In last week's feature, guest writer Dan Marx outlined five "essential truths" about wide-format printing, and in his introduction he mentioned that he's witnessed "a full-blown revolution: a complete movement away from old-school analog technology." Over the past several months, as I have spoken to equipment manufacturers and suppliers for these weekly features, as well as other analysts, one thing that always comes up is the fact that more and more traditional printing companies are expanding into wide-format printing, and as a result this site and these weekly features have been intended as basic "primers" for those companies that are moving in wider directions. As a result, these initial feature stories have been designed to be very basic and educational. As we move forward, and have this base of Wide-Format 101 stories "in the can" (as they say in the movie biz), we will be drilling down into specific topics with a bit more depth.
This week, I was looking back through the wide-format Webinar that I hosted with Barney Cox from InfoTrends back in July, and what struck me are some of the data on how quickly some printing companies are moving into wide-format directions.
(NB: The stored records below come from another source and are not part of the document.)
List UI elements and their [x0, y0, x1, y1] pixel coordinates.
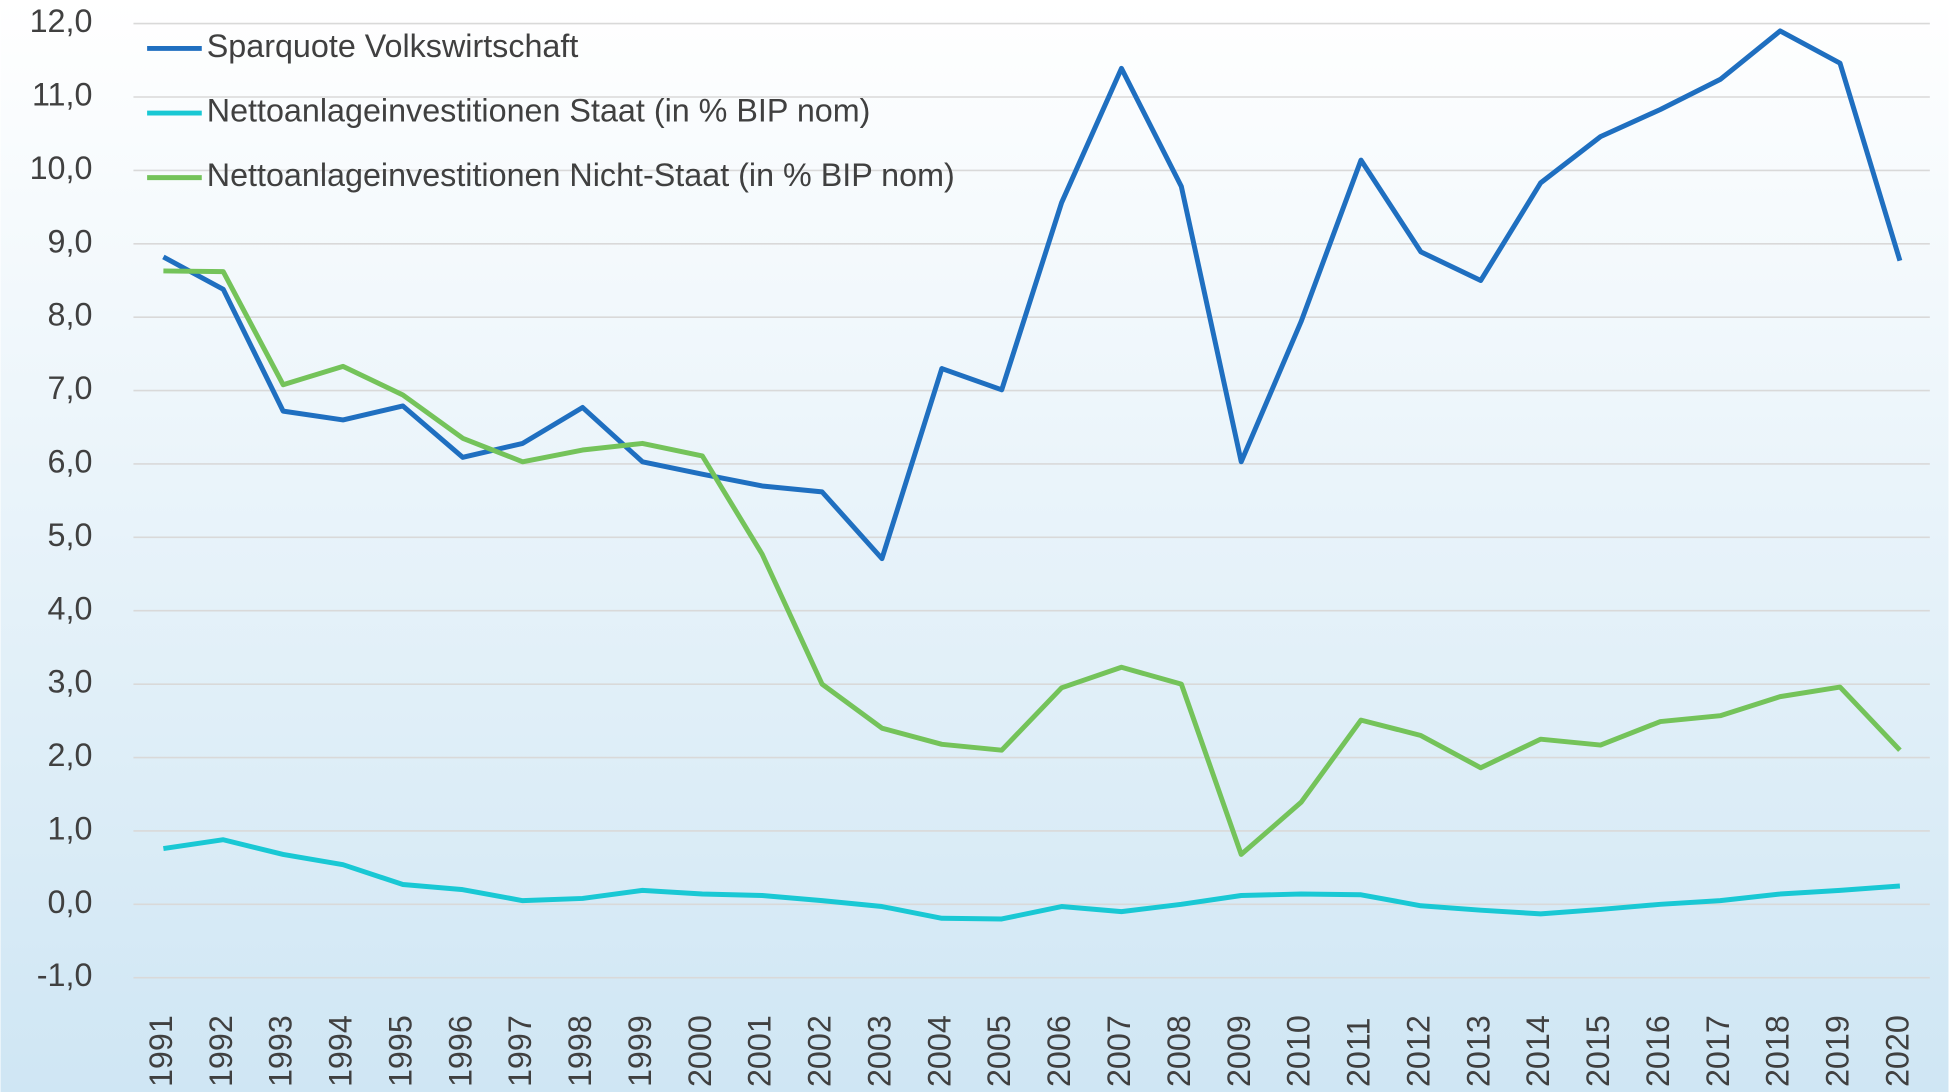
y-tick-label: 10,0: [30, 150, 93, 186]
x-tick-label: 2008: [1161, 1015, 1197, 1087]
x-tick-label: 2011: [1341, 1018, 1377, 1087]
x-tick-label: 1991: [143, 1015, 179, 1087]
x-tick-label: 2006: [1041, 1015, 1077, 1087]
x-tick-label: 2016: [1640, 1015, 1676, 1087]
y-tick-label: 2,0: [48, 737, 93, 773]
y-tick-label: 12,0: [30, 3, 93, 39]
y-tick-label: 6,0: [48, 443, 93, 479]
x-tick-label: 2020: [1879, 1015, 1915, 1087]
x-tick-label: 1996: [442, 1015, 478, 1087]
series-line: [162, 28, 1903, 562]
x-tick-label: 2010: [1281, 1015, 1317, 1087]
x-tick-label: 1997: [502, 1015, 538, 1087]
x-tick-label: 2015: [1580, 1015, 1616, 1087]
x-tick-label: 1994: [323, 1015, 359, 1087]
x-tick-label: 2012: [1400, 1015, 1436, 1087]
x-tick-label: 2018: [1760, 1015, 1796, 1087]
x-tick-label: 2005: [981, 1015, 1017, 1087]
y-tick-label: 0,0: [48, 884, 93, 920]
x-tick-label: 1993: [263, 1015, 299, 1087]
x-tick-label: 2001: [742, 1015, 778, 1087]
x-tick-label: 1999: [622, 1015, 658, 1087]
x-tick-label: 2007: [1101, 1015, 1137, 1087]
x-tick-label: 2013: [1460, 1015, 1496, 1087]
y-tick-label: 11,0: [32, 77, 92, 113]
y-tick-label: -1,0: [37, 957, 93, 993]
x-tick-label: 2009: [1221, 1015, 1257, 1087]
x-tick-label: 2017: [1700, 1015, 1736, 1087]
x-tick-label: 2000: [682, 1015, 718, 1087]
legend-label: Nettoanlageinvestitionen Nicht-Staat (in…: [207, 157, 955, 193]
series-line: [163, 268, 1902, 857]
y-tick-label: 4,0: [48, 590, 93, 626]
series-line: [163, 837, 1901, 922]
legend-label: Nettoanlageinvestitionen Staat (in % BIP…: [207, 93, 871, 129]
y-tick-label: 7,0: [48, 370, 93, 406]
x-tick-label: 2002: [802, 1015, 838, 1087]
y-tick-label: 5,0: [48, 517, 93, 553]
legend-label: Sparquote Volkswirtschaft: [207, 28, 579, 64]
x-tick-label: 2014: [1520, 1015, 1556, 1087]
x-tick-label: 2003: [861, 1015, 897, 1087]
x-tick-label: 1998: [562, 1015, 598, 1087]
y-tick-label: 1,0: [48, 810, 93, 846]
x-tick-label: 1995: [382, 1015, 418, 1087]
x-tick-label: 1992: [203, 1015, 239, 1087]
x-tick-label: 2004: [921, 1015, 957, 1087]
y-tick-label: 3,0: [48, 664, 93, 700]
y-tick-label: 9,0: [48, 223, 93, 259]
y-tick-label: 8,0: [48, 297, 93, 333]
x-tick-label: 2019: [1820, 1015, 1856, 1087]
For example, in a 2011 survey conducted for FESPA, InfoTrends found that just over one-half (52%) of nearly 150 print providers surveyed had launched wide-format products and services, and that those products and services accounted for a significant percentage of new business. And an additional 37% said they planned to add wide-format products and services. Only 11% had no plans at all.
It's About the Product
Dan said last week that "it's all about the product," that wide-format was about deciding early on what kind of product you want to produce. And very often, to create a desired product requires a whole new process to be developed-not just the purchase of a piece of new equipment. Many wide-format shops have in fact developed highly individualized, custom processes to make those products-this is why case studies are so difficult to come across, for the same reason packaging printers and converters are so secretive: these are proprietary processes and constitute what would amount to trade secrets.
Indeed, further InfoTrends research has found that, again, nearly one-half (48%) of the print providers they surveyed said that, yes, they have indeed created a new or different process to transform their business. Another 30% are "working on it." As more shops better understand the dynamics of the wide-format market, more will be looking to actively developing new ways of doing things.
No Stone Unturned
In our book Disrupting the Future, Dr. Joe Webb and I talk about this new paradigm of entrepreneurship, of needing to seize on new products and new processes for creating those products. As we discussed, businesspeople are often encouraged to "find hidden opportunities." Unfortunately, this implies that new opportunities already exist-somewhere-as if someone has mischievously hidden them. Well, business (business in general, or the print business in particular) is not an elaborate scavenger hunt. You're not going to find new business opportunities by looking behind the sofa. Likewise, you're not necessarily going to new business opportunities by looking at what other print providers have done.
Instead, the analogy we use in the book and in presentations to print groups is to think like an artist, such as a sculptor. The great Italian Renaissance artist Michelangelo Buonarroti once remarked, "Every block of stone has a statue inside it and it is the task of the sculptor to discover it." Artists like Michelangelo weren't looking around their studios for statues and piètas that someone had broken in and hid. Instead, they saw the art inside the rock (yes, this is not too far removed from a definition of insanity; is it any wonder why many artists went mad?), and from that point on the challenge become physically carving away the rock to "let the art out."
At the risk of getting a little too far afield from wide-format printing, we can rephrase the Michelangelo quote to describe an entrepreneur:
"Every market has a new business opportunity/service/product inside it and it is the task of the entrepreneur to discover it." Once the entrepreneur "sees" that new opportunity, then the challenge is simply to physically develop the process and purchase the equipment to "let the business opportunity out."
Sound crazy? You don't have to be...but maybe sometimes it helps!
(Interestingly, there is a connection to art embedded in the etymology of the word "entrepreneur," which, the Online Etymology Dictionary tells us, was coined circa 1828 and was originally meant to refer to "a manager or promoter of a theatrical production.")
All of our wide-format features-when they are not self-referential and "meta," like this one-focus on some technological or application aspect of the new printing landscape. It's tempting to read them with an eye toward discovering those hidden business opportunities, and while the idea is to give companies ideas, ultimately, it is up each and every one of you to look at the market(s) and customers you serve, analyze them with the eyes of an artist, and to see the business opportunity waiting to be released. It's not always easy, but hopefully these features, and other news items on this site, will provide some ideas for the kinds of things to look for.